Arthritis and obesity
This research has confirmed that both species experience similar molecular changes at different stages of life. It thus supports the studies that observe canine aging as a valid model of ours, among which it stands out the Dog Aging Project, a large-scale US initiative with 80,000 registered dogs. The owners of all of them have to fill in statistics and provide veterinary reports, but in addition the DNA of 10,000 of the specimens will be sequenced and biological samples of 1,500 will be taken. ‘Most of what we know about the biology of aging comes from studies done in yeast, worms, fruit flies and laboratory mice. The lives of these organisms take days, weeks or months in the carefully controlled environment of laboratories, ”explain those responsible.
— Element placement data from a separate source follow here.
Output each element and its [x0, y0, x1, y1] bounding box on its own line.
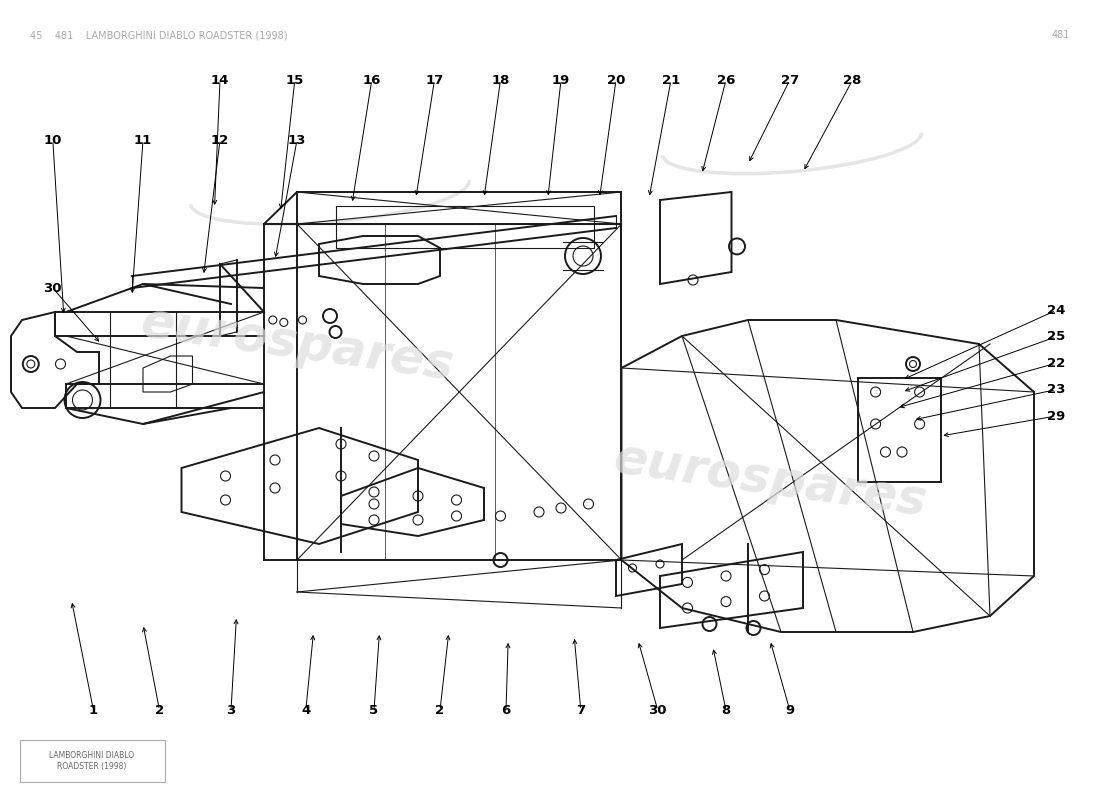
- Text: 5: 5: [370, 704, 378, 717]
- Text: 30: 30: [649, 704, 667, 717]
- Text: 16: 16: [363, 74, 381, 86]
- Text: 19: 19: [552, 74, 570, 86]
- Text: 25: 25: [1047, 330, 1065, 343]
- Text: 1: 1: [89, 704, 98, 717]
- Text: 10: 10: [44, 134, 62, 146]
- Text: 14: 14: [211, 74, 229, 86]
- Text: 13: 13: [288, 134, 306, 146]
- Text: LAMBORGHINI DIABLO
ROADSTER (1998): LAMBORGHINI DIABLO ROADSTER (1998): [50, 751, 134, 770]
- Text: 4: 4: [301, 704, 310, 717]
- Text: 23: 23: [1047, 383, 1065, 396]
- Text: 12: 12: [211, 134, 229, 146]
- Text: 26: 26: [717, 74, 735, 86]
- Text: 2: 2: [155, 704, 164, 717]
- Text: 9: 9: [785, 704, 794, 717]
- Text: 45    481    LAMBORGHINI DIABLO ROADSTER (1998): 45 481 LAMBORGHINI DIABLO ROADSTER (1998…: [30, 30, 287, 40]
- Text: 29: 29: [1047, 410, 1065, 422]
- Text: 27: 27: [781, 74, 799, 86]
- Text: 22: 22: [1047, 357, 1065, 370]
- Text: eurospares: eurospares: [138, 298, 456, 390]
- Text: 2: 2: [436, 704, 444, 717]
- Bar: [858, 378, 940, 482]
- Text: 481: 481: [1052, 30, 1070, 40]
- Text: 11: 11: [134, 134, 152, 146]
- Text: 28: 28: [844, 74, 861, 86]
- Text: 3: 3: [227, 704, 235, 717]
- Text: 18: 18: [492, 74, 509, 86]
- Text: 21: 21: [662, 74, 680, 86]
- Text: 30: 30: [44, 282, 62, 294]
- Text: 20: 20: [607, 74, 625, 86]
- Text: 15: 15: [286, 74, 304, 86]
- Text: 6: 6: [502, 704, 510, 717]
- Text: 24: 24: [1047, 304, 1065, 317]
- Text: 8: 8: [722, 704, 730, 717]
- Text: eurospares: eurospares: [610, 434, 930, 526]
- Text: 17: 17: [426, 74, 443, 86]
- Text: 7: 7: [576, 704, 585, 717]
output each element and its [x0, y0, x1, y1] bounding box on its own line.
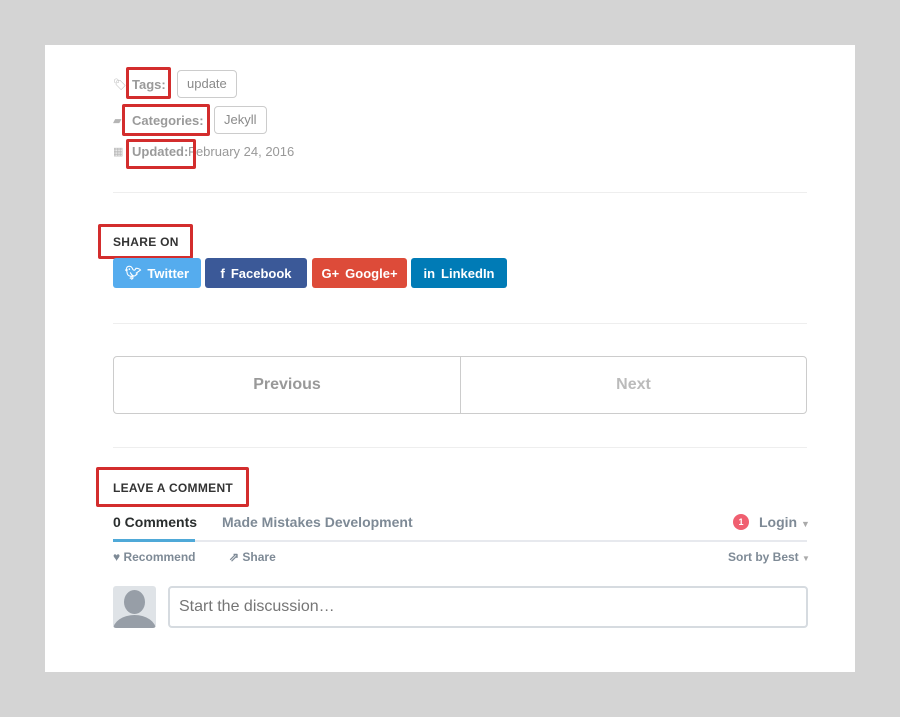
twitter-share-button[interactable]: 🐦︎ Twitter	[113, 258, 201, 288]
google-plus-share-button[interactable]: G+ Google+	[312, 258, 407, 288]
calendar-icon: ▦	[113, 146, 124, 158]
notification-badge[interactable]: 1	[733, 514, 749, 530]
updated-date: February 24, 2016	[188, 144, 295, 159]
twitter-icon: 🐦︎	[124, 265, 142, 280]
updated-label: Updated:	[132, 144, 189, 159]
divider	[113, 323, 807, 324]
share-thread-button[interactable]: ⇗ Share	[229, 550, 276, 564]
tags-icon: 🏷	[113, 79, 127, 91]
tab-community[interactable]: Made Mistakes Development	[222, 514, 413, 530]
facebook-share-button[interactable]: f Facebook	[205, 258, 307, 288]
heart-icon: ♥	[113, 550, 121, 564]
share-icon: ⇗	[229, 550, 240, 564]
annotation-box	[96, 467, 249, 507]
active-tab-indicator	[113, 539, 195, 542]
share-heading: SHARE ON	[113, 235, 179, 249]
tags-label: Tags:	[132, 77, 166, 92]
recommend-button[interactable]: ♥ Recommend	[113, 550, 196, 564]
linkedin-icon: in	[423, 265, 436, 281]
post-footer-card	[45, 45, 855, 672]
comments-heading: LEAVE A COMMENT	[113, 481, 234, 495]
folder-icon: ▰	[113, 115, 122, 127]
tab-bar	[113, 540, 807, 542]
tab-comments[interactable]: 0 Comments	[113, 514, 198, 530]
divider	[113, 447, 807, 448]
chevron-down-icon: ▼	[802, 554, 810, 563]
sort-dropdown[interactable]: Sort by Best ▼	[728, 550, 810, 564]
categories-label: Categories:	[132, 113, 204, 128]
divider	[113, 192, 807, 193]
facebook-icon: f	[220, 265, 225, 281]
category-chip[interactable]: Jekyll	[214, 106, 267, 134]
next-button[interactable]: Next	[460, 356, 807, 414]
tag-chip[interactable]: update	[177, 70, 237, 98]
annotation-box	[122, 104, 210, 136]
google-plus-icon: G+	[321, 265, 340, 281]
previous-button[interactable]: Previous	[113, 356, 461, 414]
annotation-box	[126, 139, 196, 169]
chevron-down-icon: ▼	[801, 519, 810, 529]
avatar	[113, 586, 156, 628]
comment-input[interactable]	[168, 586, 808, 628]
annotation-box	[126, 67, 171, 99]
linkedin-share-button[interactable]: in LinkedIn	[411, 258, 507, 288]
annotation-box	[98, 224, 193, 259]
login-button[interactable]: Login ▼	[759, 514, 810, 530]
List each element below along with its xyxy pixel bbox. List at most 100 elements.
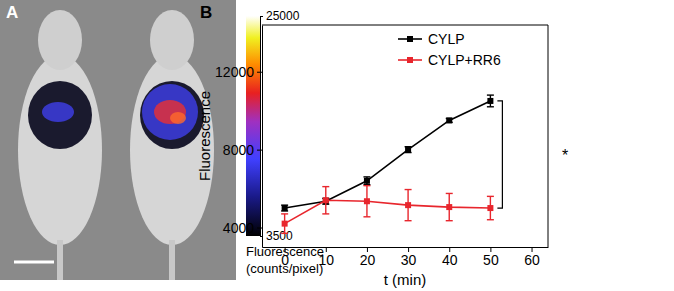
- error-bar-cap: [363, 216, 370, 217]
- error-bar: [363, 177, 370, 185]
- error-bar-cap: [363, 185, 370, 186]
- x-axis-tick: 30: [401, 247, 417, 268]
- error-bar-cap: [281, 233, 288, 234]
- error-bar: [405, 190, 412, 221]
- mouse-tail: [169, 240, 175, 280]
- plot-frame: [262, 25, 548, 26]
- colorbar-axis-line: [260, 17, 261, 237]
- data-point: [323, 197, 329, 203]
- x-axis-tick: 40: [442, 247, 458, 268]
- scale-bar: [14, 261, 54, 264]
- data-point: [364, 178, 370, 184]
- legend-label: CYLP: [428, 31, 465, 47]
- data-point: [446, 204, 452, 210]
- colorbar-tick: 25000: [260, 9, 300, 23]
- chest-window: [28, 81, 92, 149]
- y-axis-tick-mark: [257, 228, 262, 229]
- error-bar-cap: [322, 213, 329, 214]
- y-axis-tick: 8000: [223, 142, 262, 158]
- plot-area: [281, 95, 494, 233]
- colorbar-tick-label: 25000: [266, 9, 300, 23]
- y-axis-tick: 4000: [223, 220, 262, 236]
- x-axis: 0 10 20 30 40 50 60: [263, 247, 549, 268]
- error-bar-cap: [322, 186, 329, 187]
- error-bar: [363, 186, 370, 217]
- signal-low: [42, 102, 74, 122]
- error-bar-cap: [405, 220, 412, 221]
- y-axis-tick: 12000: [215, 64, 262, 80]
- legend-item: CYLP+RR6: [398, 52, 501, 68]
- error-bar-cap: [405, 189, 412, 190]
- legend-item: CYLP: [398, 31, 465, 47]
- data-point: [487, 98, 493, 104]
- x-axis-tick: 60: [524, 247, 540, 268]
- mouse-head: [38, 10, 82, 70]
- signal-high: [154, 100, 186, 124]
- error-bar-cap: [487, 196, 494, 197]
- error-bar-cap: [487, 219, 494, 220]
- x-axis-title: t (min): [384, 271, 427, 288]
- data-point: [282, 205, 288, 211]
- error-bar-cap: [487, 106, 494, 107]
- mouse-body: [130, 55, 214, 245]
- figure: A350025000Fluorescence(counts/pixel)B010…: [0, 0, 674, 291]
- colorbar-tick-mark: [260, 16, 263, 17]
- significance-mark: *: [562, 147, 568, 164]
- error-bar-cap: [363, 176, 370, 177]
- error-bar-cap: [446, 220, 453, 221]
- colorbar-axis: 3500 25000: [260, 9, 300, 243]
- x-axis-tick-label: 0: [281, 252, 289, 268]
- photo: [0, 0, 236, 280]
- mouse: [130, 10, 214, 280]
- colorbar: [246, 16, 260, 236]
- x-axis-tick: 10: [318, 247, 334, 268]
- legend-label: CYLP+RR6: [428, 52, 501, 68]
- y-axis-tick-mark: [257, 72, 262, 73]
- mouse: [18, 10, 102, 280]
- bracket-line: [497, 101, 502, 208]
- data-point: [405, 202, 411, 208]
- panel-label: A: [6, 3, 18, 22]
- y-axis: 4000 8000 12000: [215, 26, 262, 248]
- x-axis-tick: 50: [483, 247, 499, 268]
- signal-low: [142, 84, 198, 140]
- y-axis-title: Fluorescence: [196, 91, 213, 181]
- legend-marker: [407, 57, 413, 63]
- y-axis-tick-label: 8000: [223, 142, 254, 158]
- data-point: [405, 147, 411, 153]
- y-axis-tick-mark: [257, 150, 262, 151]
- x-axis-tick-label: 60: [524, 252, 540, 268]
- colorbar-tick-label: 3500: [266, 229, 293, 243]
- error-bar-cap: [446, 193, 453, 194]
- error-bar: [487, 196, 494, 219]
- legend: CYLP CYLP+RR6: [398, 31, 501, 68]
- x-axis-line: [263, 247, 549, 248]
- error-bar: [281, 214, 288, 233]
- x-axis-tick-label: 20: [360, 252, 376, 268]
- mouse-body: [18, 55, 102, 245]
- signal-peak: [170, 112, 186, 124]
- error-bar: [281, 205, 288, 211]
- error-bar-cap: [363, 184, 370, 185]
- x-axis-tick: 0: [281, 247, 289, 268]
- colorbar-tick: 3500: [260, 229, 293, 243]
- error-bar: [446, 193, 453, 220]
- x-axis-tick-label: 30: [401, 252, 417, 268]
- error-bar-cap: [487, 94, 494, 95]
- x-axis-tick-label: 40: [442, 252, 458, 268]
- mouse-tail: [57, 240, 63, 280]
- error-bar: [322, 187, 329, 214]
- photo-background: [0, 0, 236, 280]
- significance-bracket: [497, 101, 502, 208]
- panel-label: B: [200, 3, 212, 22]
- legend-marker: [407, 36, 413, 42]
- x-axis-tick-label: 10: [318, 252, 334, 268]
- mouse-head: [150, 10, 194, 70]
- y-axis-line: [262, 26, 263, 248]
- data-point: [364, 198, 370, 204]
- error-bar: [487, 95, 494, 107]
- error-bar: [405, 147, 412, 153]
- x-axis-tick: 20: [360, 247, 376, 268]
- data-point: [282, 221, 288, 227]
- series-line: [285, 200, 491, 223]
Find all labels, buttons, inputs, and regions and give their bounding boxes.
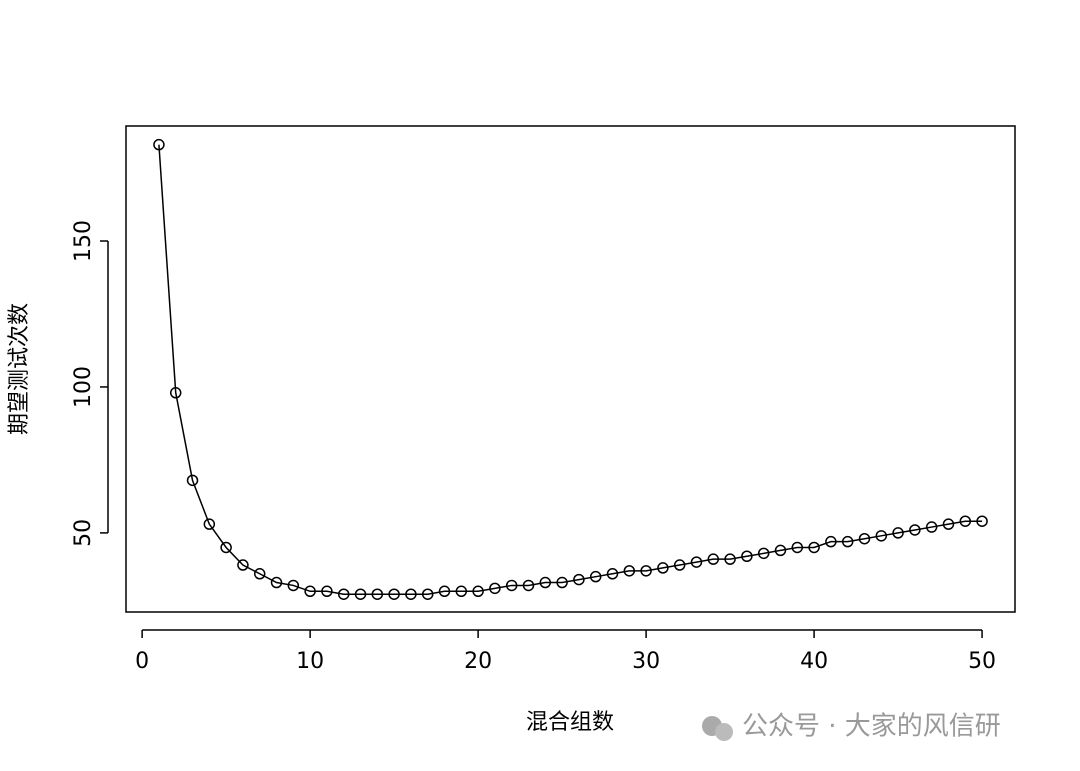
- data-point: [858, 532, 871, 545]
- data-point: [421, 588, 434, 600]
- data-point: [925, 521, 938, 533]
- data-point: [657, 562, 669, 574]
- data-point: [220, 541, 232, 554]
- x-tick-label: 20: [464, 649, 492, 674]
- data-point: [438, 585, 451, 598]
- data-point: [304, 585, 316, 598]
- x-tick-label: 0: [135, 649, 149, 674]
- data-point: [741, 550, 753, 562]
- data-point: [959, 515, 972, 527]
- x-tick-label: 40: [800, 649, 828, 674]
- data-point: [724, 553, 736, 565]
- data-point: [707, 553, 720, 565]
- x-axis-title: 混合组数: [526, 710, 614, 735]
- data-point: [522, 579, 535, 592]
- watermark-icon: [715, 723, 733, 741]
- data-point: [573, 573, 585, 586]
- data-line: [158, 144, 983, 595]
- data-point: [505, 579, 518, 592]
- data-point: [354, 588, 367, 600]
- data-point: [472, 585, 484, 598]
- data-point: [808, 541, 820, 554]
- data-point: [841, 535, 854, 548]
- data-point: [203, 518, 216, 530]
- data-point: [942, 518, 955, 530]
- data-point: [405, 588, 417, 600]
- data-point: [169, 387, 182, 399]
- data-point: [640, 565, 652, 577]
- data-point: [690, 556, 703, 568]
- data-point: [153, 138, 165, 151]
- watermark-text: 公众号 · 大家的风信研: [742, 712, 1001, 742]
- data-point: [321, 585, 333, 598]
- data-point: [186, 474, 199, 487]
- data-point: [489, 582, 501, 595]
- y-tick-label: 100: [71, 366, 96, 408]
- data-point: [757, 547, 770, 560]
- data-point: [388, 588, 400, 600]
- data-point: [976, 515, 988, 527]
- x-tick-label: 30: [632, 649, 660, 674]
- y-axis-title: 期望测试次数: [7, 303, 32, 435]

Faced with these aseptic conditions, so far removed from ‘real life’, dogs “share the daily environment of their owners, including climate variations, exposure to toxins and infectious diseases, meal times and exercise regimen”, in addition to having “a sophisticated health system” of veterinary consultations and clinics.
In fact, one of the studies behind the Dog Aging Project showed that dogs and people Not only do we share the most common chronic conditions (arthritis, obesity, diabetes, hypothyroidism …), but many of the main causes of death have a similar incidence at different stages of our lives. The greatest discrepancy occurs in deaths from cardiovascular diseases, much more frequent in humans, but the other seven most frequent reasons for death show a clear correlation by age. The evolution of deaths from cancer, for example, is almost identical, and there are even coincidences that deaths by accident are more common among young adults. Scientists trust that their first objective, to extend the existence of dogs, will later be transferable to humans, but they know that, in reality, with that first goal they would have already managed to improve the quality of our life: «We would give people more years with each dog.
Also his life expectancy is on the rise
There is another significant parallel between human aging and that of dogs: in both species the average life expectancy is lengthening. The canine case can be verified thanks to veterinary records. The Banfield Pet Hospital, an American network of pet clinics, documents in periodic reports the average age at which its patients die: in 2016, it was 11.8 years, compared to 11 three years earlier and 10.5 which were registered in 2002. It must be taken into account that these figures are affected by two factors: dogs killed in accidents (run over, for example) reduce them, as well as the custom of euthanizing pets in a terminal state . According to the authors of these reports, the upward trend is due to better education about canine health, increased attention to their check-ups and medication, and improvements in nutrition.